La Joie de vivre

La Joie de vivre (paragraphe n°1363)

Chapitre VII

Maintenant, Pauline avait pris la direction de la maison, avec la maturité riante d'une bonne ménagère. Les achats, les moindres détails, lui passaient sous les yeux, et le trousseau des clefs battait à sa ceinture. Cela s'était fait naturellement, sans que Véronique parût s'en fâcher. La bonne, cependant, restait revêche et comme hébétée, depuis la mort de madame Chanteau. Il semblait se produire en elle un nouveau travail, un retour d'affection vers la morte, tandis qu'elle redevenait d'une maussaderie méfiante devant Pauline.

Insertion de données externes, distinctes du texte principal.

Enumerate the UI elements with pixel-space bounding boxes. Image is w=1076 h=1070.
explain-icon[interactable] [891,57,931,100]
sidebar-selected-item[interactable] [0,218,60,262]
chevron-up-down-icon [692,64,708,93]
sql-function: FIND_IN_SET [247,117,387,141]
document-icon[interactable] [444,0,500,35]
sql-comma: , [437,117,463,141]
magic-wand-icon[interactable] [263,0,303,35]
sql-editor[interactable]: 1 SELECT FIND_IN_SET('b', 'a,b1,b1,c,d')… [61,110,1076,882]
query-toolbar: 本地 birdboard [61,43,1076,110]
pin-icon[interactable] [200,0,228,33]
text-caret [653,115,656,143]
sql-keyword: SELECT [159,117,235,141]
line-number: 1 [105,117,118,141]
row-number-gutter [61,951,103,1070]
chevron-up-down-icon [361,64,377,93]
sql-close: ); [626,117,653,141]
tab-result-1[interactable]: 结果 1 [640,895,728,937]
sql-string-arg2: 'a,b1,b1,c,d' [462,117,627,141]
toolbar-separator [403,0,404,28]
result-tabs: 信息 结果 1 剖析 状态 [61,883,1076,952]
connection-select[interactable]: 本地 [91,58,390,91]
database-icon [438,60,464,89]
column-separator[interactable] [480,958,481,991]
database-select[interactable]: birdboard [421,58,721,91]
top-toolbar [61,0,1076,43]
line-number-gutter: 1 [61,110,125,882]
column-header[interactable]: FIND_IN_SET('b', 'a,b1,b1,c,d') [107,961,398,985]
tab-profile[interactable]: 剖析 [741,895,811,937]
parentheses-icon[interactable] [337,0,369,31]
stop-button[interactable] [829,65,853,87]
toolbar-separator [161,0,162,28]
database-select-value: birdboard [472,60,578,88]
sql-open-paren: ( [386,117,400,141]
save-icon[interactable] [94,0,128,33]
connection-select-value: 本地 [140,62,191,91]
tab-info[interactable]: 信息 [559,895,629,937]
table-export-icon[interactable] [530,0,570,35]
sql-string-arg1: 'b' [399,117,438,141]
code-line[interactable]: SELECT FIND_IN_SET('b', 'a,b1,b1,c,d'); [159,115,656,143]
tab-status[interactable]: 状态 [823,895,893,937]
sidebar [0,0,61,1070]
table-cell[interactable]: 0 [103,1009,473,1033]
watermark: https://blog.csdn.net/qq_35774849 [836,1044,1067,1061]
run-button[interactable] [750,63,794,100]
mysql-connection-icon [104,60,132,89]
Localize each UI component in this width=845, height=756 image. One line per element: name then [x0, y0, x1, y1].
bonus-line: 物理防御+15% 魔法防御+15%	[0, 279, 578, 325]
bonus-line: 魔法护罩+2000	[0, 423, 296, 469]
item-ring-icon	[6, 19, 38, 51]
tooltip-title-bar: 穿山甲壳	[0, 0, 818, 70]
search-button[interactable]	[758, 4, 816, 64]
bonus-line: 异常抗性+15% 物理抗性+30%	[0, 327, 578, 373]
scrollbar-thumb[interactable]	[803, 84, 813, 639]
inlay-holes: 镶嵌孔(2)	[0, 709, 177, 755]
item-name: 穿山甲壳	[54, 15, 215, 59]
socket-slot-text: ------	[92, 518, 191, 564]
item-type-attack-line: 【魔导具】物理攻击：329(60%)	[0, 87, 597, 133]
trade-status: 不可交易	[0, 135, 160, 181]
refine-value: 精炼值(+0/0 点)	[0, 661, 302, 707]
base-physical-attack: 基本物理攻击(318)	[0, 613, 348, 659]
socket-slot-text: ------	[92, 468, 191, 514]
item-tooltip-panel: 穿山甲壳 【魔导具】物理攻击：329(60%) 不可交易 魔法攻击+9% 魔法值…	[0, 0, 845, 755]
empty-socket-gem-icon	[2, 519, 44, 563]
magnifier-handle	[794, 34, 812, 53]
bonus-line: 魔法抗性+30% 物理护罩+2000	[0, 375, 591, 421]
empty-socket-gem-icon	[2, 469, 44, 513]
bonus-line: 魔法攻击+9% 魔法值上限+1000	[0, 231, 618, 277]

Celle-ci avait beau lui parler doucement, elle s'offensait d'un mot, on l'entendait se plaindre toute seule dans sa cuisine. Et, lorsqu'elle pensait ainsi à voix haute, après de longs silences obstinés, toujours reparaissait en elle la stupeur de la catastrophe. Est-ce qu'elle savait que Madame allait mourir ? Bien sûr, elle n'aurait jamais dit ce qu'elle avait dit. La justice avant tout, on ne devait pas tuer les gens,même quand les gens avaient des défauts. Du reste, elle s'en lavait les mains, tant pis pour la personne qui était la vraie cause du malheur ! Mais cette assurance ne la calmait pas, elle continuait à grogner, en se débattant contre sa faute imaginaire.